La pregunta hizo que Guan Long frunciera el ceño de inmediato.
Por supuesto, ya lo sabía.
Lan Yueli le había informado del duelo en detalle.
Al principio, él también se había asombrado.
¿Quién habría pensado que Li Yun, un muchacho tan joven, ya estaba en la etapa superior del Reino de Limpieza de Médula, y que era capaz de abatir a Zhao Xiaotian, que se encontraba en la cima del mismo reino?
Sin embargo, al reflexionar más detenidamente, no era del todo increíble.
Para un joven que ya era un farmacéutico superior, hacer añicos las expectativas parecía su segunda naturaleza.
Los milagros se aferraban a Li Yun como una sombra.
Aun así, si Bai Xueqin lo había llamado para sacar este tema, estaba claro que Zhao Lieyang ya le había expresado su agravio.
Pero ¿por qué involucrarlo?
Guan Long era el Maestro del Pabellón, sí, pero ¿qué tenía que ver con él la muerte de Zhao Xiaotian?
¿Acaso Zhao Lieyang esperaba que él asumiera la responsabilidad?
Un leve destello de irritación cruzó su rostro mientras lanzaba una mirada hostil a Zhao Lieyang.
Si el Patriarca Zhao pensaba que le sacaría una compensación, estaba muy equivocado.
—Estoy al tanto de este asunto —dijo finalmente Guan Long, con la calidez ausente de su voz.
Zhao Lieyang había estado observando atentamente cada cambio en la expresión de Guan Long.
Cuando notó ese filo gélido instalarse en el rostro del Maestro del Pabellón, su corazón dio un respingo.
¿Acaso…
Li Yun estaba de verdad relacionado con él?
Bai Xueqin también se dio cuenta, pero a diferencia de Zhao Lieyang, ella solo sonrió.
—Je, je, sí.
El hijo del Patriarca Zhao fue asesinado en el escenario por Li Yun.
Como es natural, el Patriarca Zhao está furioso y exige una explicación a la familia Li.
Pero antes de eso…
—sus ojos brillaron con una leve diversión—, deseaba confirmar cierto rumor.
Ha oído que Li Yun es el hijo ilegítimo del Maestro del Pabellón Guan.
Me gustaría saber si es cierto o falso.
Ni la propia Bai Xueqin podía negar su curiosidad.
Para alguien de su estatus y fuerza, había pocas cosas en la Ciudad del Viento Azur que aún despertaran su interés.
¿Pero este rumor?
Si Guan Long de verdad tuviera un hijo ilegítimo, sin duda sacudiría los círculos internos de la ciudad, y era demasiado divertido como para no insistir.

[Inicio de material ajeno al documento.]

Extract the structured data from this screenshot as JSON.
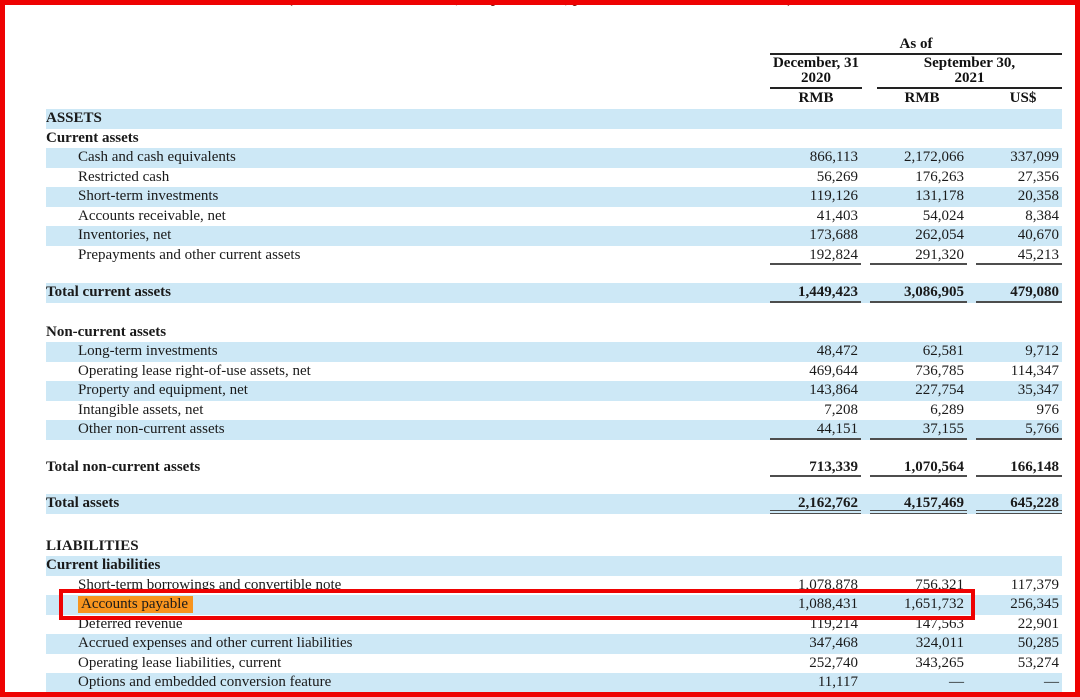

Estudió a Guan Long con atención, con una mirada aguda pero juguetona.
—¿Qué?
—El aura de Guan Long se disparó de inmediato, oprimiendo con fuerza la habitación.
—¿Li Yun, mi hijo ilegítimo?
—Su expresión se ensombreció como nubes de tormenta que se ciernen sobre el mar.
¿Así que para esto lo habían convocado?
¿Para responder a un chisme tan absurdo?
Su rostro se crispó y su semblante se tornó desagradable.
—¡Esto es un completo disparate!
—espetó—.
¿Desde cuándo Li Yun es mi hijo ilegítimo?
¡Qué sarta de sandeces!
Sus ojos llamearon mientras se volvía hacia Zhao Lieyang.
—Patriarca Zhao, ¿dónde ha oído ese rumor ridículo?
¿No sabe quién es Li Yun?
¡Es el hijo de Li Tian y el nieto directo de Li Zhen!
¿Necesita que le detalle el linaje de la familia Li?
La ira del Maestro del Pabellón crepitaba tangiblemente en el aire, y su ya de por sí mala impresión de Zhao Lieyang empeoró todavía más.
—Esto…
Maestro del Pabellón Guan, por favor, cálmese.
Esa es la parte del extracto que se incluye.